Sizin için aşağıdaki
grafiği hazırladım. Grafik 1996-2017 yılları arasında sıcak paranın milli
gelire oranı gösteriyor. Sıcak para
tanımım basit: Yabancıların Türkiye’deki hisse senedi, Hazine tahvili
stokları ile bankalara yatırdıkları mevduatlar. Sıcak paranın milli gelire oranını vererek, bir anlamda, ekonomideki yerini,
önemini göstermeyi amaçlıyorum.
Sadece bu değil.
Çok sıcak para
demek, bir anlamda, ülkedeki karar alıcıların elini kolunu bağlamak demektir.
Çünkü sıcak para
sahipleri, getiriye (faize) ve oynaklıklara aşırı duyarlı yatırımcılardır.
İster iç politikada ister bölgesel jeo-stratejik dengelerde, onların hoşuna
gitmeyen bir şeyler olsun hemen yatırım kararlarını değiştirirler. Bazen zararı
göze alıp, ellerinde ne varsa satıp savıp, piyasayı terk edebilirler. Bu çok
ender rastlanan bir durum olmakla berber, asıl olan, oynaklıktan çabuk etkilenirler
ve daima daha yüksek getiri talep ederler.
Ne demek
istediğimi grafikten de anlayabilirsiniz. 1996-2017
arasında sıcak para / milli gelir oranı 4 defa zirve yaptı. İlki Uzak Doğu
Asya Krizi ve büyük Marmara depreminin yaşandığı 1999 yılında. İkincisi, 2008
Küresel Krizi sırasında, üçüncüsü cari açığın zirve yaptığı 2011 yılında ve
geçen yıl.
Şimdi gelelim 2017 sonrasına.
Dünya düzeni
yerinden oynamaya başladı. Bir zamanlar olmaz denenler oluyor. Dünya Bankası bile
küreselleşmenin etkilerini tartışıyor. Az gelişmiş ülkelere tahmin edildiği (!)

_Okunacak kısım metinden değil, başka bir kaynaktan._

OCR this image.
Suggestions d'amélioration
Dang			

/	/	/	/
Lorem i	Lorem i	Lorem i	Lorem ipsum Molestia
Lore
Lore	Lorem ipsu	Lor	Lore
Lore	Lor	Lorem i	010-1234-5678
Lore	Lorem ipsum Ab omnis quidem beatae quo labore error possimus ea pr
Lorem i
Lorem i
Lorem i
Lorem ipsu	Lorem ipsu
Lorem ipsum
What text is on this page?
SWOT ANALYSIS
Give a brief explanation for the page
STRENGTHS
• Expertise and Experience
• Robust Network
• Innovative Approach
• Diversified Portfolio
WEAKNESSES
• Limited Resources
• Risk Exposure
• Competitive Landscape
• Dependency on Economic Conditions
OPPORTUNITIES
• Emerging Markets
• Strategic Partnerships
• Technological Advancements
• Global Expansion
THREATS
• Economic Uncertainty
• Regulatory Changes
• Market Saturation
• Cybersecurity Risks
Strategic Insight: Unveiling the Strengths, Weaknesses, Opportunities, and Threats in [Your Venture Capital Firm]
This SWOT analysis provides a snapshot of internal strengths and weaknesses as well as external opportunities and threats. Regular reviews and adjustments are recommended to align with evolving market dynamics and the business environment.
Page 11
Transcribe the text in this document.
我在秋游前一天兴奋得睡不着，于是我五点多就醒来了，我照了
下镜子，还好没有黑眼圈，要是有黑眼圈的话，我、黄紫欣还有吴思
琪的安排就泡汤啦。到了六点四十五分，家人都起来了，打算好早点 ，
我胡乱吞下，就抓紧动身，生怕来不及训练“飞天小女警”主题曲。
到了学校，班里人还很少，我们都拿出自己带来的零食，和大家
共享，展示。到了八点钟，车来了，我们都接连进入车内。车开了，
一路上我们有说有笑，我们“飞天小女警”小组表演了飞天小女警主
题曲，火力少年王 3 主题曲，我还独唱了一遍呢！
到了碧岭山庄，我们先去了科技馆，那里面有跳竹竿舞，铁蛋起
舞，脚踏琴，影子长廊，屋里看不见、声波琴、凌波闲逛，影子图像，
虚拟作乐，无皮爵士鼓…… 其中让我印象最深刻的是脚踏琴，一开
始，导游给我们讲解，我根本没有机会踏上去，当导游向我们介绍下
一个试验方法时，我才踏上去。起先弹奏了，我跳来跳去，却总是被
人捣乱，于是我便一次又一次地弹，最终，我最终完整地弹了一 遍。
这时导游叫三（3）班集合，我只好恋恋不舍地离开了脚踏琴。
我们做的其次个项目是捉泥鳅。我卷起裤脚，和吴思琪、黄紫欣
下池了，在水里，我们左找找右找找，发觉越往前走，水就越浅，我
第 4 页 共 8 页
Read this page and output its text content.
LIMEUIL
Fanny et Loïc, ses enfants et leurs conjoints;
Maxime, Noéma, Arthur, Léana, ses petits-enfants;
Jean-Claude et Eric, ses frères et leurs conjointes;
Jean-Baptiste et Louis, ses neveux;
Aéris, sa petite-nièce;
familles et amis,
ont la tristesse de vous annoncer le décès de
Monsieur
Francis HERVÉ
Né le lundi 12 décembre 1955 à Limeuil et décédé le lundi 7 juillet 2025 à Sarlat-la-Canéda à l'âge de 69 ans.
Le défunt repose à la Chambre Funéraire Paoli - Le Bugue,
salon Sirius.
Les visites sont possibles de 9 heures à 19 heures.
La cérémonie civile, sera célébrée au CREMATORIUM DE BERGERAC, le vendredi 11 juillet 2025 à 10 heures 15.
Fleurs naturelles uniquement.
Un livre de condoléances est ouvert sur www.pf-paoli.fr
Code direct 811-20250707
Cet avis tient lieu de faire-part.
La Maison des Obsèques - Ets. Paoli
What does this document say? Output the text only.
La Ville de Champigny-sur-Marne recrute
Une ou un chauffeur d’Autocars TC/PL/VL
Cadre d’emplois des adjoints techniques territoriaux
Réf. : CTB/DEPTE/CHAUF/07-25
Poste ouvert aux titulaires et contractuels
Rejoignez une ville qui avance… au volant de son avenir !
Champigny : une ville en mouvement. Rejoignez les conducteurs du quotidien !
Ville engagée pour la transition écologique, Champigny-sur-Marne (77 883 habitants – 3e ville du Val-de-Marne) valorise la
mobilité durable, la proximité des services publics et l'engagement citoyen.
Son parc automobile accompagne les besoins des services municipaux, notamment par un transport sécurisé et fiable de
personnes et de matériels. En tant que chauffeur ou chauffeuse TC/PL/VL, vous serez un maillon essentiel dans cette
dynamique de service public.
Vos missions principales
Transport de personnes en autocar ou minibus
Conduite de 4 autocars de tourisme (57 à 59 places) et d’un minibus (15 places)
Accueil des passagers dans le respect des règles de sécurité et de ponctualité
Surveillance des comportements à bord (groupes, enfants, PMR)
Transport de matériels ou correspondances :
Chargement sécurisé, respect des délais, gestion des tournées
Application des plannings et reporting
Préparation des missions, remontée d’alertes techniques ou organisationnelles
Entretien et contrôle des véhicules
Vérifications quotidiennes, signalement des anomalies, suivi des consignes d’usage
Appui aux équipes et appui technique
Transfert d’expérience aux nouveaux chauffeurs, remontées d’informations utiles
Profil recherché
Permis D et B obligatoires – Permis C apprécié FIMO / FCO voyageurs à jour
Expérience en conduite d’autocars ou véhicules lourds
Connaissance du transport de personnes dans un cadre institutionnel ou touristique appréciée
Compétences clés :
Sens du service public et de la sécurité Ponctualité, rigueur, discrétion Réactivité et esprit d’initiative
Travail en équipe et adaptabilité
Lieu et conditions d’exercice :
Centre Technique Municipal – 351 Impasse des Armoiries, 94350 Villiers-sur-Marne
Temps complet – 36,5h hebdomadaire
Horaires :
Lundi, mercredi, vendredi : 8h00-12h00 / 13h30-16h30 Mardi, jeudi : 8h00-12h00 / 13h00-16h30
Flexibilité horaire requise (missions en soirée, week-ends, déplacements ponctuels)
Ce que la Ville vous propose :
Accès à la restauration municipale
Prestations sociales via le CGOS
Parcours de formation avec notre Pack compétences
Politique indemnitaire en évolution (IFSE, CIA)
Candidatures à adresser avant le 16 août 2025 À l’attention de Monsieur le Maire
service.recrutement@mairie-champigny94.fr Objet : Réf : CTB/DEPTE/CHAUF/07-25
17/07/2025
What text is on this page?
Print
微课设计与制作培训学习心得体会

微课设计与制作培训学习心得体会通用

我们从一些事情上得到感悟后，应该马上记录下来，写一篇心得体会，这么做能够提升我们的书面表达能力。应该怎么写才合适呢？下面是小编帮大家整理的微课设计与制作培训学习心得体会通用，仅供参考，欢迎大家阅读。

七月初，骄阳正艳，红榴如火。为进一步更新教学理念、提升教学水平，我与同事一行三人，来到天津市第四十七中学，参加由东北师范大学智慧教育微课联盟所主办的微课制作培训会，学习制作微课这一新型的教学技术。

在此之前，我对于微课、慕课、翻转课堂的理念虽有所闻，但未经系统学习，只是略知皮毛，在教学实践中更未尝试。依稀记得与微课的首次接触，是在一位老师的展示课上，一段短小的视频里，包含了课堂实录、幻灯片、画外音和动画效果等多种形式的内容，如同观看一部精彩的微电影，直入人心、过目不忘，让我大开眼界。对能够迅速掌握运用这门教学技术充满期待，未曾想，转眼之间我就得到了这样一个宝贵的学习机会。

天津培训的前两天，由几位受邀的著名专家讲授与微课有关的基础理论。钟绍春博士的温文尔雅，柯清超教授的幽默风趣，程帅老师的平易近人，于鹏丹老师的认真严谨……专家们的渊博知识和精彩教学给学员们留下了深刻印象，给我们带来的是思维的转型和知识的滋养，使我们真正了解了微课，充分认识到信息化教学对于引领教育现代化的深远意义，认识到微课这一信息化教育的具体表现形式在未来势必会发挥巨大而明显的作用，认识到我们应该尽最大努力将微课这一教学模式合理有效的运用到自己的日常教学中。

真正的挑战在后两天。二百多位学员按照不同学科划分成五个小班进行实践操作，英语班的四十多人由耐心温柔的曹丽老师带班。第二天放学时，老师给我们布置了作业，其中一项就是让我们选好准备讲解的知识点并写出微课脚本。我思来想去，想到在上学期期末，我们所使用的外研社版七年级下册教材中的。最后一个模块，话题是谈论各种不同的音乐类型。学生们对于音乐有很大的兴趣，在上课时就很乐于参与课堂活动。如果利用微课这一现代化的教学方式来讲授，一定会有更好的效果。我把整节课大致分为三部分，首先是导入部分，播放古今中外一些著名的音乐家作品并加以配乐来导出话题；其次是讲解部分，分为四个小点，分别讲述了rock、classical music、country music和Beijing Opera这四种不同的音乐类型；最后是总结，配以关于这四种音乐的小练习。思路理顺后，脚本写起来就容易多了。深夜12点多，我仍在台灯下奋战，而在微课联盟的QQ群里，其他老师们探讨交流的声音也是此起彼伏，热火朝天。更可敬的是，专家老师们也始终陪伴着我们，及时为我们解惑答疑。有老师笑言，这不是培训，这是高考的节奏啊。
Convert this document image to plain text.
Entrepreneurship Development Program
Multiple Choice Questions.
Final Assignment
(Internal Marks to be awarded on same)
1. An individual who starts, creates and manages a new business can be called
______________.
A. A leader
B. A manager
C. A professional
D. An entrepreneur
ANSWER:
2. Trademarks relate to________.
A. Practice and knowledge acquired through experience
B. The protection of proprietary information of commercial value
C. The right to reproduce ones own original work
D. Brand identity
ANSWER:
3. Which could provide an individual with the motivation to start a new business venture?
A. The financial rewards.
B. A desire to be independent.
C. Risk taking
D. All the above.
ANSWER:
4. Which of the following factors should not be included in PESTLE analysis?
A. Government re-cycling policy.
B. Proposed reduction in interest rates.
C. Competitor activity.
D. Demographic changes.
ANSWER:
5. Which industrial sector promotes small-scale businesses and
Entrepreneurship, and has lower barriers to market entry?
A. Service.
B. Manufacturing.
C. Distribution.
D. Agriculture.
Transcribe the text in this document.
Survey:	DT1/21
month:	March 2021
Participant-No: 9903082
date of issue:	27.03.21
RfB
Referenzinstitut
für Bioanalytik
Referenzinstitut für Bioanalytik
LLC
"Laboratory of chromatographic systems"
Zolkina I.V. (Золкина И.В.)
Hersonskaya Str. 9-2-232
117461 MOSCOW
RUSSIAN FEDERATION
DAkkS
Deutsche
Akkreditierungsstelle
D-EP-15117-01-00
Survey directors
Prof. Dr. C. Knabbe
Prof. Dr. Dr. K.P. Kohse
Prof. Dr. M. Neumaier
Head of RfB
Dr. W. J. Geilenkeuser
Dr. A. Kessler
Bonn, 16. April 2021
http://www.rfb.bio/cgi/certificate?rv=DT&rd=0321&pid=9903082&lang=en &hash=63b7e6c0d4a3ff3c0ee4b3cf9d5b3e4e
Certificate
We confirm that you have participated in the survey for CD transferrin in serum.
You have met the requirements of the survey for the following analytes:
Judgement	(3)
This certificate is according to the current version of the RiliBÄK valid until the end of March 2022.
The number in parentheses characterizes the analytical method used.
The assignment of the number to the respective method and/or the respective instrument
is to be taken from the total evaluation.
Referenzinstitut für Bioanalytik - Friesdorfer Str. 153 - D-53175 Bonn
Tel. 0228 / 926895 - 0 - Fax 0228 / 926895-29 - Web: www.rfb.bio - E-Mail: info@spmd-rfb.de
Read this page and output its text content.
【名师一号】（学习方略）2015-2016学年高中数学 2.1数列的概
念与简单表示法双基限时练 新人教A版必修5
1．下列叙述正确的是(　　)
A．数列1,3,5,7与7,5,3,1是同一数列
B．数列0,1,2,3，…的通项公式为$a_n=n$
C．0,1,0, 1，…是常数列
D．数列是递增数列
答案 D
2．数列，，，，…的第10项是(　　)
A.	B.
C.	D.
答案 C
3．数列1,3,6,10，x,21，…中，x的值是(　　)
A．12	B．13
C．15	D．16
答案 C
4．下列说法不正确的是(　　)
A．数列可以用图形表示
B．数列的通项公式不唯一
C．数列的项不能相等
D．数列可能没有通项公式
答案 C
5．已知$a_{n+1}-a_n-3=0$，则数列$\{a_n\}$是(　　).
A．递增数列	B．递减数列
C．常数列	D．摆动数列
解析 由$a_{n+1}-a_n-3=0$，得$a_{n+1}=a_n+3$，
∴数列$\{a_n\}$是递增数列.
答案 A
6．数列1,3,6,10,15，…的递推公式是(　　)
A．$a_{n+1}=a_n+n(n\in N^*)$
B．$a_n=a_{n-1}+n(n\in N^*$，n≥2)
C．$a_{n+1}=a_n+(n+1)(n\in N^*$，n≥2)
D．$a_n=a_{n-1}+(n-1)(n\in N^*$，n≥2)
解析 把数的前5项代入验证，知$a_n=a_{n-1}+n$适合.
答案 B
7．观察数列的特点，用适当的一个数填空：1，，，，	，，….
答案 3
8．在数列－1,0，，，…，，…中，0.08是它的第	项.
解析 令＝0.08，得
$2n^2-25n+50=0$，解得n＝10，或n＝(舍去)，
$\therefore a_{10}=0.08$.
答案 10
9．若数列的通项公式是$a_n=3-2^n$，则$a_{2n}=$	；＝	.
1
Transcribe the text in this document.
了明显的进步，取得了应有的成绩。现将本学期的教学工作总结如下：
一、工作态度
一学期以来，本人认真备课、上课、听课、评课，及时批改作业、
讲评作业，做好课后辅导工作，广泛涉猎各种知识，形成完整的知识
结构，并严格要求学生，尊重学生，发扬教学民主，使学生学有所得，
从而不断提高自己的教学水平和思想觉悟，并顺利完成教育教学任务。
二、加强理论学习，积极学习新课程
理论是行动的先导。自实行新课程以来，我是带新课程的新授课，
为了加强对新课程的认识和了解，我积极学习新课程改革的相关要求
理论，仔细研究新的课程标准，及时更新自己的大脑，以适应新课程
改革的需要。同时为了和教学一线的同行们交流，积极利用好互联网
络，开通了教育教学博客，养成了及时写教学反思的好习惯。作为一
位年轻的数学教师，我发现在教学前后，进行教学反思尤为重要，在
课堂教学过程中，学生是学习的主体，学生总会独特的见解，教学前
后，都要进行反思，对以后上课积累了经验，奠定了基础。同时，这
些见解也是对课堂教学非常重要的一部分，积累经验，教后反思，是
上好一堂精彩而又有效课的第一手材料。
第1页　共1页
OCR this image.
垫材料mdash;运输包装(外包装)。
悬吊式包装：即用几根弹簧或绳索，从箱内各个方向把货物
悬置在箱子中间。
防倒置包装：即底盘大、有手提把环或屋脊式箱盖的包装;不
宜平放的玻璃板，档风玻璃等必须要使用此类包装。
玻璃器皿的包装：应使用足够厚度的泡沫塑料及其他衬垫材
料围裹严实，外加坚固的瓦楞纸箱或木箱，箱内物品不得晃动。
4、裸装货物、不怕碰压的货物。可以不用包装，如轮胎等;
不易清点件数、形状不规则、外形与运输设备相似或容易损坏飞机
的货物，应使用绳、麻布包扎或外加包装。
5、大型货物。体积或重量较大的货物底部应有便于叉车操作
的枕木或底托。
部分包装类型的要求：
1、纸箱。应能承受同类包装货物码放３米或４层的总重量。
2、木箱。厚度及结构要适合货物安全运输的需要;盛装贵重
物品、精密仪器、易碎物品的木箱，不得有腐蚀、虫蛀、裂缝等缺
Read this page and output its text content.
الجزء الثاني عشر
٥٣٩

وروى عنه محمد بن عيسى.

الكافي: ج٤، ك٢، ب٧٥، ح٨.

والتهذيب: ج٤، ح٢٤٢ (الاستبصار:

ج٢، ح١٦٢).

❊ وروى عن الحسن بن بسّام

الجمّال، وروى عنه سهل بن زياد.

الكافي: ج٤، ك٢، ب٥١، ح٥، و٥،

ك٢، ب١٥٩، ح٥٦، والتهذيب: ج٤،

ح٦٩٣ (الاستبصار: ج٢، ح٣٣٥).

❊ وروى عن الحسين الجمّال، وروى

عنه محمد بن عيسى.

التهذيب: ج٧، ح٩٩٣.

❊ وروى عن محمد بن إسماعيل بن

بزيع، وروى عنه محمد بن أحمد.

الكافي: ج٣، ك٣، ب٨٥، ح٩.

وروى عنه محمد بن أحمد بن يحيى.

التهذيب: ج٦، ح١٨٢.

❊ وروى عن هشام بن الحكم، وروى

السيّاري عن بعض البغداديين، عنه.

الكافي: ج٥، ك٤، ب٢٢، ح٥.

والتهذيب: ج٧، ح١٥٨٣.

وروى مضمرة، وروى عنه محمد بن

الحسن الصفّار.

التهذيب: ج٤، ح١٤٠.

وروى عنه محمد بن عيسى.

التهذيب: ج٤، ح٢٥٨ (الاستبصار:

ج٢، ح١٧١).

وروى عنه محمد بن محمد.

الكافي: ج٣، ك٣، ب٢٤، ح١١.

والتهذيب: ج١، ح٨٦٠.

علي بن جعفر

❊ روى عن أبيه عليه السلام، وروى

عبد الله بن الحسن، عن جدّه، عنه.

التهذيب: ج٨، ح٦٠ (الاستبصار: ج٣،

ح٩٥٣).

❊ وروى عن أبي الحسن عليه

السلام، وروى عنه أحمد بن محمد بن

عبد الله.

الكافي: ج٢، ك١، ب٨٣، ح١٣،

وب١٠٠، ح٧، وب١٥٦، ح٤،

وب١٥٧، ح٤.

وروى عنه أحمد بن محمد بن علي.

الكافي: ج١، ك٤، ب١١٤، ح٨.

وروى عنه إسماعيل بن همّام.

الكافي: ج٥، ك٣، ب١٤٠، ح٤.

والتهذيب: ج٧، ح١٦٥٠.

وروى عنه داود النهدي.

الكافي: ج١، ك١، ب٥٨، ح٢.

kadar yararı olmadı demeye getiriyor.
Küreselleşmenin
sancak gemisi ABD, yeni kaptanının belirlediği rotada bilinmez denizlere dümen
kırıyor. Çelik ve alüminyumla başlayan ticaret savaşının nerede duracağı merak
ediliyor. Bazıları “kaptan çıldırmış olmalı” diye bağırıyor. Bakalım ne olacak?
Olacaklar
hakkında tahminde bulunmak zor. Göreceğiz. Ama söylenebilecek bir şey var: Artık hiçbir şey eskisi gibi olmayacak.
Bence, merkez bankalarının faiz yükseltmesine, gümrük duvarlarının yeniden ve
yüksek örülmesine, yatırımların sanayileşmiş ülkelere dönmesi için akıl almaz
vergi ve diğer teşviklerin dağıtımına, daha yüksek bütçe açıklarına şahit
olacağız. Bunların fazlası olur eksiği olmaz.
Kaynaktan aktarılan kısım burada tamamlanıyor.